Daha önce belirtilen sorunların karmaşıklığı ve ciddiyeti göz önüne alındığında verilecek en net tavsiye, öncelikle ilerideki 10 yıl boyunca bir tedarikçi olarak konumunuzu belirlemenizdir. Ayrıca, mevcut ilişkilerinize güvenmeyin çünkü şu anda farkında olmasanız bile bu ilişkiler değişebilir. OEM'ler veya finansman kurumları üzerinden aldığınız desteğin inceleme altında olduğunu unutmayın. Yeni mobilite dünyasında bir rol oynadığınızdan emin olun. Herhangi bir sebeple bu mümkün değilse hâlâ geleneksel bir rolünüz olup olamayacağını değerlendirin - ICE ile çalışan araçlar bile uzun zaman piyasada olacak. Bu alandaki rekabet zorlu olacaktır, bu yüzden bir toplayıcı olmak bir strateji olabilir.

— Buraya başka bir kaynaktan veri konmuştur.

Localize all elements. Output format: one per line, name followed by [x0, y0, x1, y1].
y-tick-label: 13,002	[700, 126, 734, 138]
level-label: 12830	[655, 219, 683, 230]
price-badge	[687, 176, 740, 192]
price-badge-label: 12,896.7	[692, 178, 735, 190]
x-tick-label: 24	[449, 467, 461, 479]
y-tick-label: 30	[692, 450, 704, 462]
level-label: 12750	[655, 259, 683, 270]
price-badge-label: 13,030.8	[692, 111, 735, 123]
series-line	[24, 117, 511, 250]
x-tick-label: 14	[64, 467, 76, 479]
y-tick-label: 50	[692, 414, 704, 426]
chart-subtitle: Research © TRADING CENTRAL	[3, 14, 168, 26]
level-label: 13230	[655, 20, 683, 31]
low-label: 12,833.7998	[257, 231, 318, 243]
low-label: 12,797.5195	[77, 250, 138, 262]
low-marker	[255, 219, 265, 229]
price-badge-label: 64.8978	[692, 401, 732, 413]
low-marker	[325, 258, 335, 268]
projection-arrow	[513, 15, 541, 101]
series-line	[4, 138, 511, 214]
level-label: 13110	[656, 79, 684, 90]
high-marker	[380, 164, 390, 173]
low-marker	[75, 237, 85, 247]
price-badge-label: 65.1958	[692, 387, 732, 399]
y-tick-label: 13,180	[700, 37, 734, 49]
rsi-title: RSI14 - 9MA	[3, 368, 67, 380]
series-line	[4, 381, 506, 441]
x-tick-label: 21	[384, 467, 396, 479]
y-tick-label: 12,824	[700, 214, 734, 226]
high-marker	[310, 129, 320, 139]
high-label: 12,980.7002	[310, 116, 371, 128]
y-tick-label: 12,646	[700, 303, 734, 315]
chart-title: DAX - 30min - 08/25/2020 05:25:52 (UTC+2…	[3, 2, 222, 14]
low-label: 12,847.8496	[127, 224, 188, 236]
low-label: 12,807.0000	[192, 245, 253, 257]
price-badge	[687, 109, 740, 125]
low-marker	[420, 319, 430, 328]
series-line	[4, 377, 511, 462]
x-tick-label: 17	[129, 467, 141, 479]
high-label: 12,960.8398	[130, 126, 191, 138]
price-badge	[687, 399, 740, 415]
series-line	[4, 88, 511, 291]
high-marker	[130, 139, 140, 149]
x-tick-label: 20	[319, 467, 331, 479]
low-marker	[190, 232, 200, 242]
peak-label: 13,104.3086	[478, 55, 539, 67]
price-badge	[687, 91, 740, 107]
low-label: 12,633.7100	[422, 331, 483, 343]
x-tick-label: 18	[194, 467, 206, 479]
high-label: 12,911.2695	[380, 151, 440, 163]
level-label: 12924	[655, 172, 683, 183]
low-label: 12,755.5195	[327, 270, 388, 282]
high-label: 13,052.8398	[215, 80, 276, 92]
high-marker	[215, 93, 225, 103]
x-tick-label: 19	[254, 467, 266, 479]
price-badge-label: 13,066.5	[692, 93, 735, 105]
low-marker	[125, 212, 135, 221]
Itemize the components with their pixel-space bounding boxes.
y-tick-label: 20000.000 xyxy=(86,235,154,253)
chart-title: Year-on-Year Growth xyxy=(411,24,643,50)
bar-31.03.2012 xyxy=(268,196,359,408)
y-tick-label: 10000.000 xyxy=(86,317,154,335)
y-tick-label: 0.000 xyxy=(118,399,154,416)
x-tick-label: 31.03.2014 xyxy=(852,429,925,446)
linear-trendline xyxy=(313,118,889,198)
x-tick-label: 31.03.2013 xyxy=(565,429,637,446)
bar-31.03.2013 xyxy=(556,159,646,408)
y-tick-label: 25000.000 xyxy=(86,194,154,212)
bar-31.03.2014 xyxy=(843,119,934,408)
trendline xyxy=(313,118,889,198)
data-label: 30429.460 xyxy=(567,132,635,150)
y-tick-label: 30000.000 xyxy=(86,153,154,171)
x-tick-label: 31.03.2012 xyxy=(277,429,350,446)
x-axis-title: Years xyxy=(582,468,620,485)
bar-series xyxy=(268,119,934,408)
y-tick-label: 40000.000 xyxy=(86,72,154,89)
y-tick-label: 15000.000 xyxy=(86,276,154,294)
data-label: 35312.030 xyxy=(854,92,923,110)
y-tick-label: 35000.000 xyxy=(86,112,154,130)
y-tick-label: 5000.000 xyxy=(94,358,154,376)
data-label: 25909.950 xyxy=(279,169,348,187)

Maliyet tasarrufu esastır, ancak sizi yalnızca belli bir noktaya getirebilir. Yeni bir mobilite kurulumunu gerçekleştirmenizi sağlamaz, ancak buna ulaşmak için yeterli para harcamanıza imkân tanıyabilir. Her oyuncu için genel bir çözüm yoktur, ancak belirli stratejilerin bir araya getirilmesi ve uygun bir portföy analizinin yapılması kesinlikle gereklidir. Bununla birlikte, kendinizi yeniden konumlandırma konusunda çok geç kalmamanız kesinlikle çok önemli.

Elektrikli araçlar konusunda çok farklı haberler geliyor. Tesla nın faaliyetlerini yakından takip ediyoruz ama mesela Toyota nın ve Kia nın yeni elektrikli araç yatırımlarını okurken Dyson’un projeyi rafa kaldırdığını da görüyoruz. Coğrafi bölgeler, ülkeler, regülasyonlar şirketlerin elektrikli araçlar konusundaki kararlarında etkili oluyor mu? Yoksa bu basitçe maliyet, alt yapı, yatırım sorunu mu? 

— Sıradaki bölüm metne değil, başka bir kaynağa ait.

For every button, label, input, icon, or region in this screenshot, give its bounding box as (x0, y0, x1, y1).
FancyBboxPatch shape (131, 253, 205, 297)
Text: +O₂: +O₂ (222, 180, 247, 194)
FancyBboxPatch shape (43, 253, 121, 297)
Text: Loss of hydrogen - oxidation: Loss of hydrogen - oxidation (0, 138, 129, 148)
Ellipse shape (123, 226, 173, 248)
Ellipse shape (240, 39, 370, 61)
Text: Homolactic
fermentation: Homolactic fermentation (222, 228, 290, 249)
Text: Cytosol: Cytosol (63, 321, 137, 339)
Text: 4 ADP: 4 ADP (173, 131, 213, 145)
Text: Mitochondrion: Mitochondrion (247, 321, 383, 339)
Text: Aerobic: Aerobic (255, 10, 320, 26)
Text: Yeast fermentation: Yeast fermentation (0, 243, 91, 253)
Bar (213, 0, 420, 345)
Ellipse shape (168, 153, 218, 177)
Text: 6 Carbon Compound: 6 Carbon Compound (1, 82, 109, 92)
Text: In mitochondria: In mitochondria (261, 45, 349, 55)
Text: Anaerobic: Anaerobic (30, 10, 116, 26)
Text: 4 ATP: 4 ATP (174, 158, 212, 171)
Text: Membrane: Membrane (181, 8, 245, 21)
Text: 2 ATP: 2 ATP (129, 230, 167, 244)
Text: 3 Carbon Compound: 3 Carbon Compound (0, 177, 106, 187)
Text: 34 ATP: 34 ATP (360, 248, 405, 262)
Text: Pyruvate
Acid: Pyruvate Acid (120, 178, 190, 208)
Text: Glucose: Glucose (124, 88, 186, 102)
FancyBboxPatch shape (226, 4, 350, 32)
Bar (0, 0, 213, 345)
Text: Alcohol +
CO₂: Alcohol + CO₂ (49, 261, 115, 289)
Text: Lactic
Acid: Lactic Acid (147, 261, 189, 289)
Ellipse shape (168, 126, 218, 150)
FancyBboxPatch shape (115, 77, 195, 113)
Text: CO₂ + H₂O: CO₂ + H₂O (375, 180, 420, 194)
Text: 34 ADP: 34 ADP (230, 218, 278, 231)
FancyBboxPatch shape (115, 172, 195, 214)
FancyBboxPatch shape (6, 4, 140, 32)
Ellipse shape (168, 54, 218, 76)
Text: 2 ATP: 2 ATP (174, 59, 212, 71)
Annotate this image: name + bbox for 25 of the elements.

Tüm oyuncular gerçek bir küresel pazara göre hareket ediyorlar. Bunun anlamı da iş yaptığınız ülkelerde belirli düzenlemelerle başa çıkmanız gerektiğidir; bölgeler arasında, ihtiyaçlar ve tüketici davranışları bakımından farklar olduğu kesin. Dolayısıyla, teknolojik imkanlarınız yeterli olsa bile bir pazara giriş yapmak kolay değil. Ayrıca, yalnızca belirli pazarlara giriş yapabiliyorsanız uzun vadede rekabetçi değilsiniz demektir. Bu da kesinlikle çok büyük ölçekli yatırımlar gerektirir. 


Elektrikli araç üretmek kadar onun ihtiyaç duyacağı alt yapıyı sağlamak da bir gündem maddesi. Geçen aylarda Alman Şansölye Merkel, Almanya da 1 milyon elektrikli araç şarj ünitesinin 10 yıl içinde kurulması gerektiğini söyledi. Mesela Almanya daki devlet politikaları ve küresel markaların beklentisi ve çalışmaları nasıl bu konuda? 

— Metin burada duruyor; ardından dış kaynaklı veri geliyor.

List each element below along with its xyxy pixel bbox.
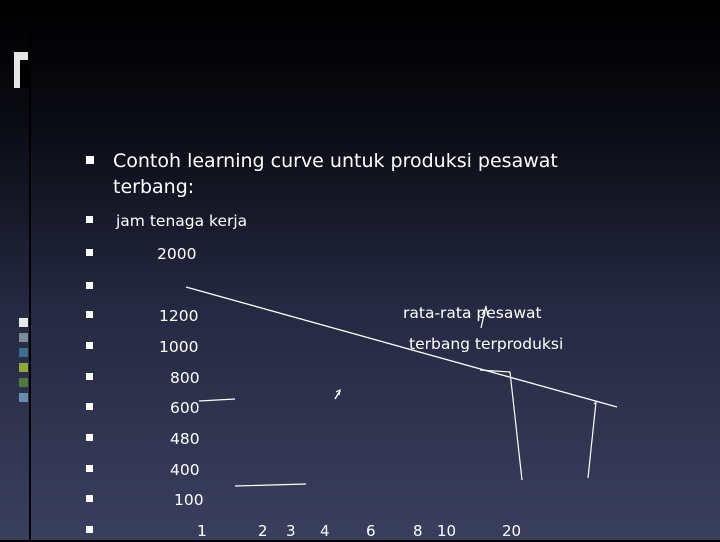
arrowhead-icon bbox=[335, 388, 341, 396]
annotation-line1: rata-rata pesawat bbox=[403, 304, 542, 322]
bullet-text: 1000 bbox=[159, 338, 199, 356]
arrowhead-icon bbox=[481, 305, 489, 317]
x-axis-label: 2 bbox=[258, 522, 268, 540]
bullet-text: 1 bbox=[197, 522, 207, 540]
slide-title-line2: terbang: bbox=[113, 176, 195, 198]
bullet-icon bbox=[86, 216, 93, 223]
bullet-icon bbox=[86, 434, 93, 441]
bullet-text: jam tenaga kerja bbox=[116, 212, 248, 230]
bullet-icon bbox=[86, 373, 93, 380]
x-axis-label: 8 bbox=[413, 522, 423, 540]
x-axis-label: 20 bbox=[502, 522, 522, 540]
bullet-icon bbox=[86, 526, 93, 533]
x-axis-label: 10 bbox=[437, 522, 457, 540]
bullet-icon bbox=[86, 403, 93, 410]
bullet-text: 100 bbox=[174, 491, 204, 509]
color-swatch bbox=[19, 363, 28, 372]
color-swatch bbox=[19, 393, 28, 402]
color-swatch bbox=[19, 333, 28, 342]
bullet-text: 1200 bbox=[159, 307, 199, 325]
stroke-bottom bbox=[234, 483, 307, 487]
slide-title: Contoh learning curve untuk produksi pes… bbox=[113, 150, 558, 172]
color-swatch-strip bbox=[0, 318, 30, 408]
x-axis-label: 6 bbox=[366, 522, 376, 540]
bullet-icon bbox=[86, 311, 93, 318]
learning-curve-line bbox=[185, 286, 618, 408]
bracket-far-right bbox=[587, 400, 597, 479]
annotation-line2: terbang terproduksi bbox=[409, 335, 564, 353]
x-axis-label: 4 bbox=[320, 522, 330, 540]
bullet-text: 800 bbox=[170, 369, 200, 387]
bullet-icon bbox=[86, 156, 94, 164]
bullet-text: 400 bbox=[170, 461, 200, 479]
bullet-icon bbox=[86, 342, 93, 349]
bullet-icon bbox=[86, 249, 93, 256]
bracket-right bbox=[479, 369, 523, 481]
bullet-icon bbox=[86, 282, 93, 289]
bullet-text: 2000 bbox=[157, 245, 197, 263]
stroke-left bbox=[198, 398, 236, 402]
color-swatch bbox=[19, 318, 28, 327]
bullet-text: 600 bbox=[170, 399, 200, 417]
decorative-vertical-line bbox=[29, 0, 31, 540]
bullet-text: 480 bbox=[170, 430, 200, 448]
color-swatch bbox=[19, 348, 28, 357]
decorative-bar-inner bbox=[20, 60, 30, 88]
bullet-icon bbox=[86, 495, 93, 502]
bullet-icon bbox=[86, 465, 93, 472]
color-swatch bbox=[19, 378, 28, 387]
x-axis-label: 3 bbox=[286, 522, 296, 540]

Altyapı, e-mobilite gündeminde halen tam olarak çözülememiş bir unsur. Elbette, yeterli şarj ünitesi olması, tüketicilerin özellikle önem verdiği bir nokta. Bununla beraber diğer kritik noktalar da fiyat ve kullanılabilirlik. Otomobillerin şarj edilmesi için gereken elektriğin fiyatı, altyapı ile elektrik üretiminin nasıl ele alındığına bağlı olarak değişir. Geleneksel tekniklerle karşılaştırıldığında bir denge olmadıkça tüketicinin ikna edilmesi zor. Birçok ülke bunun üstesinden devlet yardımlarıyla gelmeye çalışıyor. Fakat bu ancak geçici bir çözüm olabilir; pazar ilkeleri farklı işler. 


Y, Z ve Alfa jenerasyonunun özelliklerini de düşünerek paylaşım ekonomisi konusunda neler söylemek istersiniz? 


Gençlerin mobilite alanına farklı bir bakışı olduğunu dikkate almamız gerekir. Öncelikli hedef çevre kirliliğini ve karbon ayak izini azaltmaksa mesele yalnızca elektrikli araçlara geçmek değil. Kirliliği genel olarak azaltmakla ilgili. Bu aynı zamanda üretimin, tüketimin ve genel döngünün arka plandaki altyapısal yönleriyle de ilgili. Bunun anlamı da yüzde 100 çevre dostu bir mobilite döngümüz olmadığı sürece her şeyin, kirliliği önlemek için mobiliteyi veya mobilite ihtiyaçlarını azaltmamıza (örn. mobiliteyi paylaşarak ve en uygun seviyede kullanarak) bağlı olması. En azından Batı ülkelerindeki genç nesil bu konuya daha sıkı odaklanma eğiliminde.